I often pray that I will see myself and others as God sees us. I had always learned that I should have charity, also called the pure love of Christ (see Moroni 7:44-47). Instead, I’ve had a lot of uncharitable thoughts toward myself as I repeatedly blundered opportunities to show love to others. Whatever I had, it wasn’t charity because charity never fails, right?
“When am I ever going to figure this out?” I would berate myself.
Whether I had heard this before and forgotten or it was just plain new to me, I gained an insight from a Church leader during a local conference a couple weeks ago (broadcast, so not a superspreader;) when he told us that Jesus Christ has already developed pure love. That’s what the Atonement–His suffering in the Garden and on the Cross–created. It is up to us to access that love. We don’t need to remake ourselves in order to have that love. We just need to ask God for it and then let it in.

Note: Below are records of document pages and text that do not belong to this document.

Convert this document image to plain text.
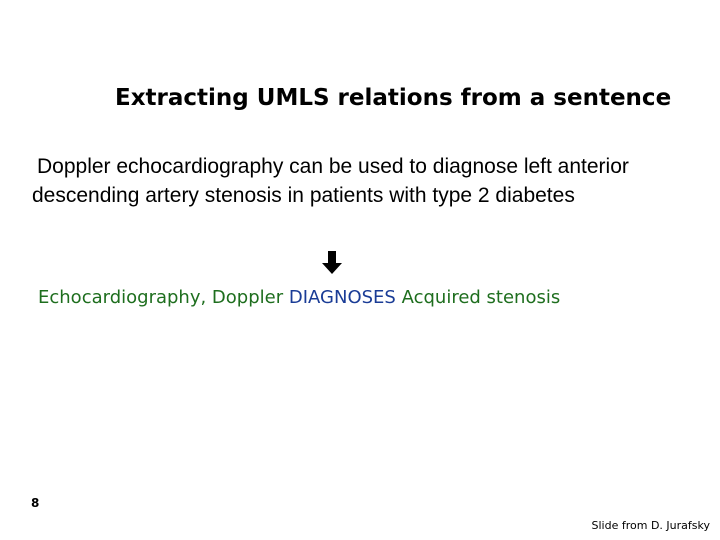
Extracting UMLS relations from a sentence
Doppler echocardiography can be used to diagnose left anterior descending artery stenosis in patients with type 2 diabetes
Echocardiography, Doppler DIAGNOSES Acquired stenosis
8
Slide from D. Jurafsky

Do you want to feel unified with someone, even yourself? Consider that person through the eyes of pure love. Let them share the light that is uniquely theirs. Move from a place of judging and wanting to change that person. Your fellow being, when aligned with their true identity, can’t help but convey love, truth, and compassion with you. But you have to step into alignment with them instead of looking for what’s wrong. Your heart will change, and then everything changes.
I keep putting this principle to the test as my husband and I work with our ill bodies to attend to our excruciatingly normal children and all of the work that needs to be done around here. Add fear into that equation, and I have flipped out many times, often within moments of noting how blessed we are. I yell still. I am tempted to throw things still. I really want to swear…well, there have been a few, “Oh, my hell’s” now that I think about it…and I have apologized a ton for not “getting it” when the earlier sickies displayed symptoms I didn’t get…until I got it.
So I just keep asking God to help me feel that love. Because “though I speak with the tongues of man (maybe woman since my husband doesn’t swear, but I do?) and of angels,” I might as well be the sound of “brass or a tinkling cymbal if I have not love.”
[The final link takes you to the lyrics for Song for the Unification of Europe. The words are an adaptation of 1 Corinthians 13 in Greek. I came to love this song through a friend whose religious, sexual, and life views were very different from mine, but I never struggled to love her and learn from her. A person being true to their identity makes that sort of connection very easy.]